# indes scores

#### cjprof4

##### indes scores
« on: December 02, 2003, 02:17:34 PM »
I found the index scoring formulas for each school on the LSAC website, but does anyone know how to find each schools presumptive numbers in addition to those formulas?

#### NeverForever

##### Re: indes scores
« Reply #1 on: September 15, 2004, 08:03:32 AM »
No, but I'm curious as well. I put in the schools I want to apply to and my stats and it gave me an index number. But I have no idea how to use it. Anyone know?

#### !@#\$%

• 1176
##### Re: indes scores
« Reply #2 on: September 15, 2004, 08:07:03 AM »
You can look at last year's applicants.  Have the list sort by index number, and you can get a good idea of what index numbers are strong/weak for the school.

#### drowles

• 667
##### Re: indes scores
« Reply #3 on: September 15, 2004, 08:22:34 AM »
Take index score and go to lawschoolnumbers.com.. You can compare index scores from last years class...

#### TDPookie1

• 7929
• the sugar cane is back!
##### Re: indes scores
« Reply #4 on: September 15, 2004, 09:08:43 AM »
You can try asking the schools what they do with the index number.  I did this.  Most of them denied having or using one at all, and the others said they use it only to sort the applications, but that they do not make decisions based on them.

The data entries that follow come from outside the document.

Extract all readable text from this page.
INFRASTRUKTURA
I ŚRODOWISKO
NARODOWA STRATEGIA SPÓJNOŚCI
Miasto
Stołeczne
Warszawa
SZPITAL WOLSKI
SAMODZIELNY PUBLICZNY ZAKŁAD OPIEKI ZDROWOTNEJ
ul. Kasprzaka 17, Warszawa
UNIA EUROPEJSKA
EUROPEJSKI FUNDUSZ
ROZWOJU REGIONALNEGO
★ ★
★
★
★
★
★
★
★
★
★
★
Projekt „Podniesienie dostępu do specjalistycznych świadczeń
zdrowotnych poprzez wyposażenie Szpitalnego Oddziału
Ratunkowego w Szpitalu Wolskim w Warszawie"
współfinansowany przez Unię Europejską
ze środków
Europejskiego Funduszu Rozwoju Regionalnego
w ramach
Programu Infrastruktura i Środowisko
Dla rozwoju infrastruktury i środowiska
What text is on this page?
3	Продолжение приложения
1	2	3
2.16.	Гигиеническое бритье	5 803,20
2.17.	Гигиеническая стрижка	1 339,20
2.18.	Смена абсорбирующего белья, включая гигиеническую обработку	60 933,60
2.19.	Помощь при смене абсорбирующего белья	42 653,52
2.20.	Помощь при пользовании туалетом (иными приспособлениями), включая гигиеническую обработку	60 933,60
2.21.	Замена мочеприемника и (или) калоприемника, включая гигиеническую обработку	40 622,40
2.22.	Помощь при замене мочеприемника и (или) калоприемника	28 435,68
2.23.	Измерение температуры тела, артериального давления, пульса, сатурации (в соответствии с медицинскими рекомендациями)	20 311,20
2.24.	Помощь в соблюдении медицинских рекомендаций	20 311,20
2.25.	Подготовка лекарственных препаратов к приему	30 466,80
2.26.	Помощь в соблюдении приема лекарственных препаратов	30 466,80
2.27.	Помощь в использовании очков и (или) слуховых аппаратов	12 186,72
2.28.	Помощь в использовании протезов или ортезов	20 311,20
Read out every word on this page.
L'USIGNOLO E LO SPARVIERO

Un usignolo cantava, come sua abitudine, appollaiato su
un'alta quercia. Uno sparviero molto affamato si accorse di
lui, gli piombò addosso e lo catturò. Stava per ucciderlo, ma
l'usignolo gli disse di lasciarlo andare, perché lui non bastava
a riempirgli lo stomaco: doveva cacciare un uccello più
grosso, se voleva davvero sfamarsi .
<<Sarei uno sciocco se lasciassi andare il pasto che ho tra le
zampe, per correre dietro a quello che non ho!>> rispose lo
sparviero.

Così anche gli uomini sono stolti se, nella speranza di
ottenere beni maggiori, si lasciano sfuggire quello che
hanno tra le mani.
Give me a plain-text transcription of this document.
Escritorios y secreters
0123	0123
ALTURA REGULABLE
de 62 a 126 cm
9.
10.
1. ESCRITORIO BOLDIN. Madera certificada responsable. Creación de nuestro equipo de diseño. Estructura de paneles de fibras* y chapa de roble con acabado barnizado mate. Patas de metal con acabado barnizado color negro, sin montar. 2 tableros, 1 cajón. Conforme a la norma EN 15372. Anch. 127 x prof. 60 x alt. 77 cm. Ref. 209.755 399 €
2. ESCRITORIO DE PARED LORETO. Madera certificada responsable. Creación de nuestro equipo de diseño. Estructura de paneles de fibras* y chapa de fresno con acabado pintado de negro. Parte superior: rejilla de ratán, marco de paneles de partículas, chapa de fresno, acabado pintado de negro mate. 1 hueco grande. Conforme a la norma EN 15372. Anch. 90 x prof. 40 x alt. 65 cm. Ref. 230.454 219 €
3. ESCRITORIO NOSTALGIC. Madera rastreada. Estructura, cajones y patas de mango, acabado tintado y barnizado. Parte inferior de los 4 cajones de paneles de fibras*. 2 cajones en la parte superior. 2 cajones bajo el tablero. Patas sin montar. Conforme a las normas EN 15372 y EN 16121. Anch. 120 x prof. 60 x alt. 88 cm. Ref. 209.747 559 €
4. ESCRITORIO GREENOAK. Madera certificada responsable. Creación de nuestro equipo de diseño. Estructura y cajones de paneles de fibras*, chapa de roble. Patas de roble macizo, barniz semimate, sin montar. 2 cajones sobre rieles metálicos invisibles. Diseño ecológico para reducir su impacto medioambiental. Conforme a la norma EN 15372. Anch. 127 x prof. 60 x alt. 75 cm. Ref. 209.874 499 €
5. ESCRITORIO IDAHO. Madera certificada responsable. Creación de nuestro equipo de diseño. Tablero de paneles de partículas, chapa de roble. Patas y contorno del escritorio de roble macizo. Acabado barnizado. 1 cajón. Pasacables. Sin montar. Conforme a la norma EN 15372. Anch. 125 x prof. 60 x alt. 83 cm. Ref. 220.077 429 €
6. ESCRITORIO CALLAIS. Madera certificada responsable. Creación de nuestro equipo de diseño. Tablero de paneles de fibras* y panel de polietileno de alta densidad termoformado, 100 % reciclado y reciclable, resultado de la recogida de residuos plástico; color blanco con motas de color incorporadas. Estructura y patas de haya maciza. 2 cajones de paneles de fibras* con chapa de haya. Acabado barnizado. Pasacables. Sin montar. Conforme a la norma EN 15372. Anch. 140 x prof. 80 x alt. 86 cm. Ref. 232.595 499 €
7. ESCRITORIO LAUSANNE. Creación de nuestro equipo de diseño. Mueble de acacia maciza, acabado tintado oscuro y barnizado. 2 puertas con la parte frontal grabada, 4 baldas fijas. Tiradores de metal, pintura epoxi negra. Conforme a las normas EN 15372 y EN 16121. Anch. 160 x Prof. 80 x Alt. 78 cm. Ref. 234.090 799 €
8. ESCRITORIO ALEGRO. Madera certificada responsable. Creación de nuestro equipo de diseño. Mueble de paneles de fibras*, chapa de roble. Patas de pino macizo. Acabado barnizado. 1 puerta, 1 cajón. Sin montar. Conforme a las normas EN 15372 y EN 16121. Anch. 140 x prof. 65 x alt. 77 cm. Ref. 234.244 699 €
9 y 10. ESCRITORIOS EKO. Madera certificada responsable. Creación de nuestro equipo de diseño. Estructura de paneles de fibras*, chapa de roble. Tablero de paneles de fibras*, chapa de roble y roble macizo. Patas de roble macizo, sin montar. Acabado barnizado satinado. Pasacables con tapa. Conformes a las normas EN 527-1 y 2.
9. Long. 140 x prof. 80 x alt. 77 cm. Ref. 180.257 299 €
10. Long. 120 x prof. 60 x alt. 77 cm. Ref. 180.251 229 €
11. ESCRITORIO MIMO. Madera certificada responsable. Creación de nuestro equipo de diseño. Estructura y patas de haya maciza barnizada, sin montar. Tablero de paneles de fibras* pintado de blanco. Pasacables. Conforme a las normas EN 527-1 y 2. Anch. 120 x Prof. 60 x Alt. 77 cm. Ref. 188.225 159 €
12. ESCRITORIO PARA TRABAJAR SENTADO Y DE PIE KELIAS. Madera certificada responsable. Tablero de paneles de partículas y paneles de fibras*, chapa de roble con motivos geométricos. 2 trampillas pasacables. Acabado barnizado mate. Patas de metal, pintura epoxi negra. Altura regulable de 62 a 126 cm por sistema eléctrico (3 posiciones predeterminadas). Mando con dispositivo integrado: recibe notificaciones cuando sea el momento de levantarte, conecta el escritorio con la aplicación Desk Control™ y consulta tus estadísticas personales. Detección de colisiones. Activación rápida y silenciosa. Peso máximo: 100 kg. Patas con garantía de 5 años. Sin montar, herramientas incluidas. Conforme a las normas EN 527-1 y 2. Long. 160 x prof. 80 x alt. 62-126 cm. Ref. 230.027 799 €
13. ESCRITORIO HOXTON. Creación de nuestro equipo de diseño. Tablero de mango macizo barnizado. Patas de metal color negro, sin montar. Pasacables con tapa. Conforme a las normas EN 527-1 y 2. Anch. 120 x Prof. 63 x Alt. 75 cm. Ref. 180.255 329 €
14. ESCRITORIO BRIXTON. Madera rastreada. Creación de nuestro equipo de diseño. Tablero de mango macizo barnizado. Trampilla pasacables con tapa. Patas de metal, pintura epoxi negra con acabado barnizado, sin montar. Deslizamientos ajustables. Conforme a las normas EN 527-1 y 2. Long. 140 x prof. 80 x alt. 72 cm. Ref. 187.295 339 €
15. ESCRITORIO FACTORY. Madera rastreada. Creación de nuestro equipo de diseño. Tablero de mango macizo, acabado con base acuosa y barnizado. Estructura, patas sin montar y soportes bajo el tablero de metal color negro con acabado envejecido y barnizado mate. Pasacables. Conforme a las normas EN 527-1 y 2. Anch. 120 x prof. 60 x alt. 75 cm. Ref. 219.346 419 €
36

Essentially, you won't be able to find a real answer to the presumptive admit question, but like drowles said, you can go to lawschoolnumbers.com and see how people did with your index score last year.  You can also take the 75th percentile GPA and LSAT, plug them into the index formula, and see how your index score compares to the index score for the 75th percentile numbers.  If you're above that number, you're in good shape.

#### absy

• 3823
##### Re: indes scores
« Reply #5 on: September 15, 2004, 10:05:14 AM »
I kind of prefer looking at the graphs on LSN.  For a number of schools, you can find a relatively clear reject line.

Graph the school, then take only the rejections, and they usually stop at a certain line.  Granted, there are people below that line who get accepted, but most people above will not get outright rejected.  Add in the waitlists/deferrals, and you can find a pretty accurate depiction.

I use this because the indices can be a bit deceptive for people with splits IMO.

#### TDPookie1

• 7929
• the sugar cane is back!
##### Re: indes scores
« Reply #6 on: September 15, 2004, 10:24:36 AM »
That's a good point re splits.  I don't have one, but I haven't used the 75th percentile method myself.  I use the graph, and graph only accepts and rejects.  If you can draw a clear line through the graph to separate the two groups, it seems like those are the numbers-heavy schools.  For the ones that were like this, I was in the accept region.  For most of the schools (of the ones I'm appplying to), though, there wasn't a perfect line, and I'm kind of in a maybe region.

#### absy

• 3823
##### Re: indes scores
« Reply #7 on: September 15, 2004, 10:33:56 AM »
I had a little trouble with that, but then I started looking at the rejections only first.  Even with Harvard, you can plot a relatively clear reject line.  The reason it doesn't come out as clear overall is because of the interesting people got in nonetheless, however you want to define interesting.